Andrea Trainotti

Personal information
- Full name: Andrea Trainotti
- Date of birth: 27 November 1993 (age 32)
- Place of birth: Rovereto, Italy
- Height: 1.84 m (6 ft 0 in)
- Position: Centre-back

Team information
- Current team: Trento
- Number: 4

Senior career*
- Years: Team / Apps / (Gls)
- 2010–2011: ASD Alense / 27 / (1)
- 2011–2014: Virtus Verona / 96 / (5)
- 2014–2016: Mantova / 56 / (4)
- 2017: Bassano / 8 / (0)
- 2017–2018: Monza / 17 / (1)
- 2018–2019: Virtus Verona / 33 / (1)
- 2019–: Trento / 154 / (3)

= Andrea Trainotti =

Italian footballer (born 1993)

Andrea Trainotti (born 27 November 1993) is an Italian professional footballer who plays as a centre-back back for club Trento.

==Club career==
Born in Rovereto, Trainotti made his senior debut for Eccellenza club ASD Alense in the 2010–11 season. In 2011 he joined Serie D club Virtus Verona.

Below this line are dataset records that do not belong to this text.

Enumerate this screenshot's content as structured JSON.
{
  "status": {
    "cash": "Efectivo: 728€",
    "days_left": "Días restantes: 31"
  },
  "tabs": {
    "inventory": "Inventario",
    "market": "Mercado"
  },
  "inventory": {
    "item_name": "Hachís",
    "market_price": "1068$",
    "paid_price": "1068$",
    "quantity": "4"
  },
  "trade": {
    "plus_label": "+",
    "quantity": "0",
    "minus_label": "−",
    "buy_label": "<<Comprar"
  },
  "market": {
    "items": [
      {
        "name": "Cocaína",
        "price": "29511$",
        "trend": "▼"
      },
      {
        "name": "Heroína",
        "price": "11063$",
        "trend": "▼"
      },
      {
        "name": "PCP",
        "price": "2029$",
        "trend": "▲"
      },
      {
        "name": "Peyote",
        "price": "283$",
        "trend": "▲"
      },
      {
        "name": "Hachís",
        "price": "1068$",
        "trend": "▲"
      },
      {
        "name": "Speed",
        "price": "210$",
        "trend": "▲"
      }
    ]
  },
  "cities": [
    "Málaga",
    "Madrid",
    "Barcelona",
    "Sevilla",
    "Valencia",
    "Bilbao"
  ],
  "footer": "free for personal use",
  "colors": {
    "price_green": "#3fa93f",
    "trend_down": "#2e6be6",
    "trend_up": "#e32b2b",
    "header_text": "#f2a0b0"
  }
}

Trainotti signed for Mantova in 2014, playing for two seasons.

On 9 January 2017, he joined Monza. Trainotti returned to Virtus Verona on 26 June 2018. On 20 September 2019, he signed for Eccellenza club Trento, helping them gain consecutive promotions to Serie D and Serie C.